Another problem with 2nd world countries is that, while your food may be part of a lifestyle in the 1st world, it's close to impossible to lead that lifestyle over there, because all the components are not there yet. So, in fact, you don't use that lifestyle as a marketing-term. Instead, focus on health-advantages, as that is often the underlying driver for such demand.

Still, even after more than a year, my friend spends about half of his monthly expenditure on marketing—which goes through a marketing-agency that designs the brand, the colours, etc.

Global outlook?
As a start-up, you have to work within certain boundaries: limited money, staff, production-facilities, time, etc.

The clients for a food-company may very well be supermarkets, which, as I mentioned, have the ability to buy a lot. My friend is expanding into other countries, but he's carefully picking the ones that don't exceed his capabilities.

He prefers a fragmented market, where he can concentrate on a one or two chains at a time, not a market where there's national chains that could bleed him dry.
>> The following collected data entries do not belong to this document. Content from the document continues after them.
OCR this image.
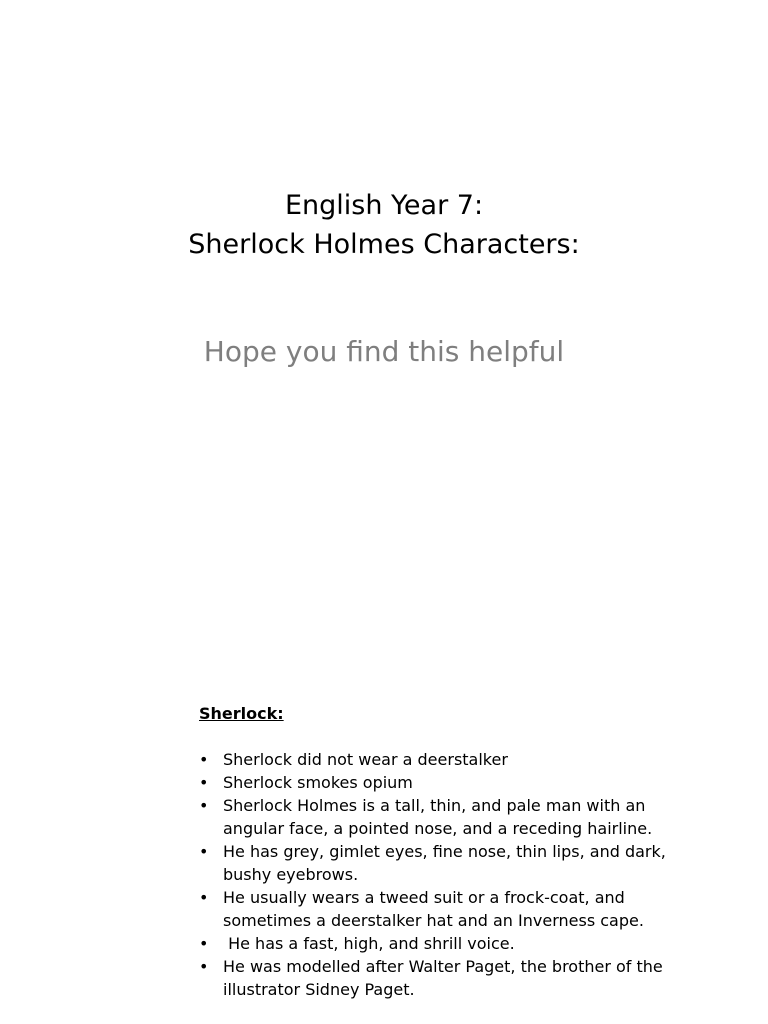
English Year 7:
Sherlock Holmes Characters:
Hope you find this helpful
Sherlock:
• Sherlock did not wear a deerstalker
• Sherlock smokes opium
• Sherlock Holmes is a tall, thin, and pale man with an angular face, a pointed nose, and a receding hairline.
• He has grey, gimlet eyes, fine nose, thin lips, and dark, bushy eyebrows.
• He usually wears a tweed suit or a frock-coat, and sometimes a deerstalker hat and an Inverness cape.
• He has a fast, high, and shrill voice.
• He was modelled after Walter Paget, the brother of the illustrator Sidney Paget.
Related to this, fragmented markets are usually underdeveloped also, so in fact he is exporting to countries similar to his own. That, at least, is as theoretically expected.

Theory, schmeory.
While there are certainly concepts that can be found in a number of different fields, ranging from entrepreneurship & strategy, innovation, supply-chain management, and marketing, it remains a matter of being practical, and specific to the business.

Entrepreneurship is a 60-80 hour / week job, usually. You don't have time to check out business-journals, etc. to do your job.

P.S. his business-plan was 2 pages long.

And those… are the facts of life. More, if I can think of it. The picture is completely unrelated to his product.